Maria Setti Broglio: breve profilo biografico a cura di Pio Serafin

MARIA SETTI BROGLIO
(Vicenza, 11 agosto 1899 – Vicenza, 6 febbraio 1996)


Medaglia d’argento al valor militare, insignita della Légion d’Honneur, per molti anni docente di francese al Pigafetta e presidente dell’Alliance Française di Vicenza, è la Marta descritta da Luigi Meneghello ne “I piccoli maestri”.
Nata a Vicenza nel 1899, diplomata all’istituto magistrale “Fogazzaro”, già nel ’17 era a Parigi a studiare alla Sorbona. Dopo la laurea in lingue a Bologna era andata a studiare a Grenoble. In seguito sarà insegnante a Tripoli e a Pola.
Nel ’42 era entrata nel gruppo di “Giustizia e libertà” con Giuriolo, Magagnato, Ghirotti, Nicolini, Gallo, Meneghello, Caneva, Ghiotto, Spanevello, Galla.
Aveva fatto parte del primo gruppo resistenziale vicentino e Nino Bressan in una intervista al “Giornale di Vicenza” rilasciata in occasione della morte della Setti la ricordava “già il 9 settembre del ’43 in stazione fra i soldati che stavano per essere deportati in Germania.

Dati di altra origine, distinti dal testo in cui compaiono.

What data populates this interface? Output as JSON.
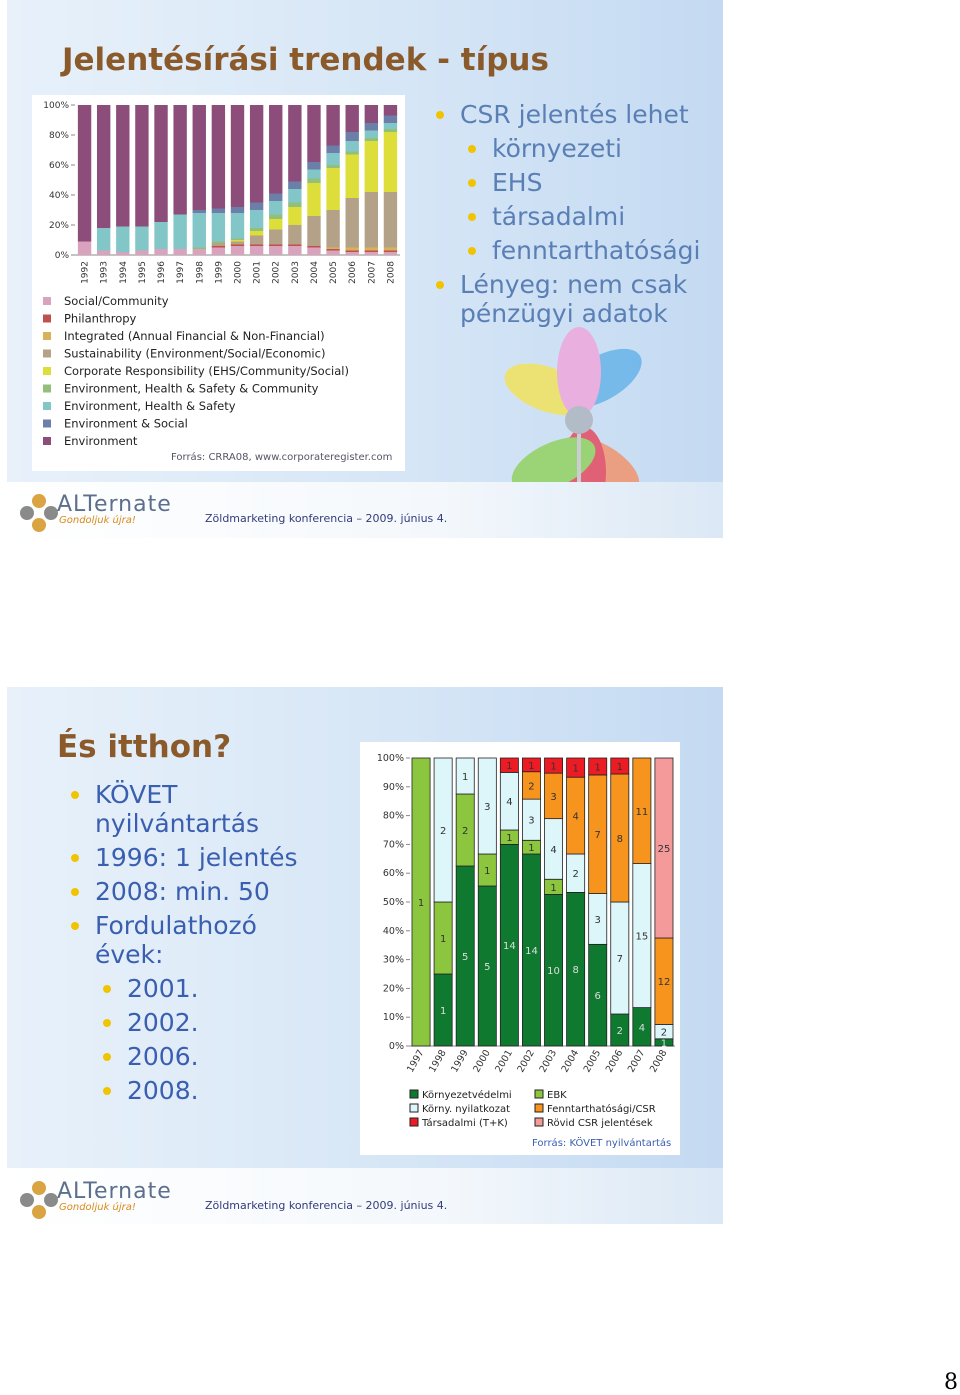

Lei raccoglieva i biglietti per le famiglie, dava da bere ai prigionieri.”
Luigi Meneghello colse la prontezza del suo impegno: “l’otto settembre deve averle colpito la fantasia: adottò subito, come sua figlia e sorella, la resistenza vicentina.”
Come scrive Trentin nella sua biografia su Antonio Giuriolo fu lei ad accompagnare Meneghello e i cugini Galla nel bellunese prima e sull’Altipiano poi. Fu lei a salire a Campogrosso con Libero Giuriolo che voleva incontrare il fratello ferito dopo il rastrellamento del 5 giugno del ‘44.
Nella sua casa di Montemezzo fece un luogo di rifugio per partigiani, ebrei, fuggiaschi fino a quando fu arrestata, proprio in quella casa, come ricorda la motivazione della medaglia d’argento al valor militare: “Sprezzante di ogni pericolo costituiva nella sua casa il centro della resistenza clandestina di un vasto settore della zona prealpina; perseguitata dalla polizia veniva catturata e sottoposta ad inaudite torture che non valsero a strapparle un motto che potesse compromettere i suoi compagni di lotta e di fede.” Dopo l’arresto fu infatti condotta a villa Girardi di via Fratelli Albanese dove fu torturata. Da lì fu portata alla caserma di San Michele dove si finse pazza fingendo di strozzare una compagna di cella e di volersi buttare dalla finestra e fu ricoverata all’Ospedale di Montecchio Precalcino.”
Maria Setti, nella denuncia al Procuratore Borrelli datata “Montecchio Precalcino 24.2.1945” ha dettagliatamente descritto le torture cui fu sottoposta quando fu arrestata e condotta nel carcere di S. Michele il 2 gennaio 1945. “mi applicarono ai polsi i fili di una macchina elettrica (…). Insisterono colla macchina (…) La macchinetta mi era stata applicata agli orecchi e mi sbatteva continuamente a terra. (…) Mi applicarono agli orecchi i fili di una macchinetta più grossa dell’altra. (…) si hanno degli assalti epilettici in uno dei quali le mie gambe si trovarono sul loro tavolo sbattendo carte e calamaio (…) Marchesi con ira e scherni volgari mi frustò con uno scudiscio. Ne ho avuto gambe, coscie e faccia gonfie e tumefatte: ho perduto sangue nelle sottocoscie dove ho ancora il segno. (…) Il Marchesi fece la proposta di una nuova macchina più forte e l’andò a prendere (…) Facevano girare la macchina con una velocità atroce sempre più a lungo (…) Li scongiuravo di uccidermi, mi sentivo morire (…). Marchesi (…) mi gettò rabbioso una bicicletta sulla testa.”

Pio Serafin

SILVIO TRENTIN
(San Donà di Piave 11.11.1985 – Monastier 12.3.1945)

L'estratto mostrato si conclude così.